Recipe for Impromptu Tacos
Ingredients
- Fried corn tortillas
- Mexican charizo or ground beef, taco and chili
- Seasoning: Jabenero [just 1 to be safe] canned tomatoes, cilantro, canned green chillies, lime, black beans, Tabasco, sugar [to calm down the hotness].
- cheddar cheese [no white cheese, cheddar] add just as much as you think you need and kinda keep tasting till you think its right *Oh when you serve it have a good shot of tequila and lime around.
Instructions
Start by cooking the meat with the seasoning, once the meat is well cooked [if its charizo it should be all broken up and smell great, be careful charizo is extremely greasy] start putting the tomato and the peppers in as well as the cilantro and later black beans [drain the cans first].

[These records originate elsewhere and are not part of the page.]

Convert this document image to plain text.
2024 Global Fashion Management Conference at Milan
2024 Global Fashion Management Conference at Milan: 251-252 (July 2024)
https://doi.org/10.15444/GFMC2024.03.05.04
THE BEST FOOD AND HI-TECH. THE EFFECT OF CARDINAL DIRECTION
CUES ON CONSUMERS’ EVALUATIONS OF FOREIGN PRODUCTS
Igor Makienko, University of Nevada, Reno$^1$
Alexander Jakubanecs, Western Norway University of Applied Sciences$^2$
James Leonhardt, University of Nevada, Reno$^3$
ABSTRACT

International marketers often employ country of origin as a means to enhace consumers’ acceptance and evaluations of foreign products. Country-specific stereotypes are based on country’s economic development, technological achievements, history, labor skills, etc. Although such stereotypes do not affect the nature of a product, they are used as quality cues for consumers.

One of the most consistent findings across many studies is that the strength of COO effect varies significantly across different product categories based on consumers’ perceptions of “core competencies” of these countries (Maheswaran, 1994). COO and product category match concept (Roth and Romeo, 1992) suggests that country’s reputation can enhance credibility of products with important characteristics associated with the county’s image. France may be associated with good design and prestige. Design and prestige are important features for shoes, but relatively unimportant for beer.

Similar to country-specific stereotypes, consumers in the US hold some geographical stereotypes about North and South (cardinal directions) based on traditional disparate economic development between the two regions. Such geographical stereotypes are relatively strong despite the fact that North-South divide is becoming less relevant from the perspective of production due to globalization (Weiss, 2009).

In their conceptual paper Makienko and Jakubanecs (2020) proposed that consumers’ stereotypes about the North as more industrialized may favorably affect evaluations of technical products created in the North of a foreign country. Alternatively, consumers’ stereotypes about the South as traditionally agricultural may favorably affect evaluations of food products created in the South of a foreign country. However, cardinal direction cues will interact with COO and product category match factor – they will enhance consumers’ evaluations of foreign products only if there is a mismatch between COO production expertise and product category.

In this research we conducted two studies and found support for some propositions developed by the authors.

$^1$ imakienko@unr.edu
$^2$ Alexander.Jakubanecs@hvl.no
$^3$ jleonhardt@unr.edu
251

Also add whatever spices you would think that would go well, Tabasco and lime are mandatory. you can cook the salsa separate, but I tend to just throw it all in there.
Start frying the taco shells about the time the meat is cooked. be careful when frying, especially if the tacos are frozen, you run the risk of being severely burned. the tacos will cook faster the more you fry.
Put the taco shells in tin foil and a paper towel on the inside to soak the excess oil.
Once you have it all done, serve it up, depending on how much spice you add, especially with the jabnero pepper remember you can drink milk to diffuse the hotness, water does not do this and water will actually spread the heat. also do not rub your eyes when cooking this dish, you might end up screaming on the floor in pain, though it will eventually subside.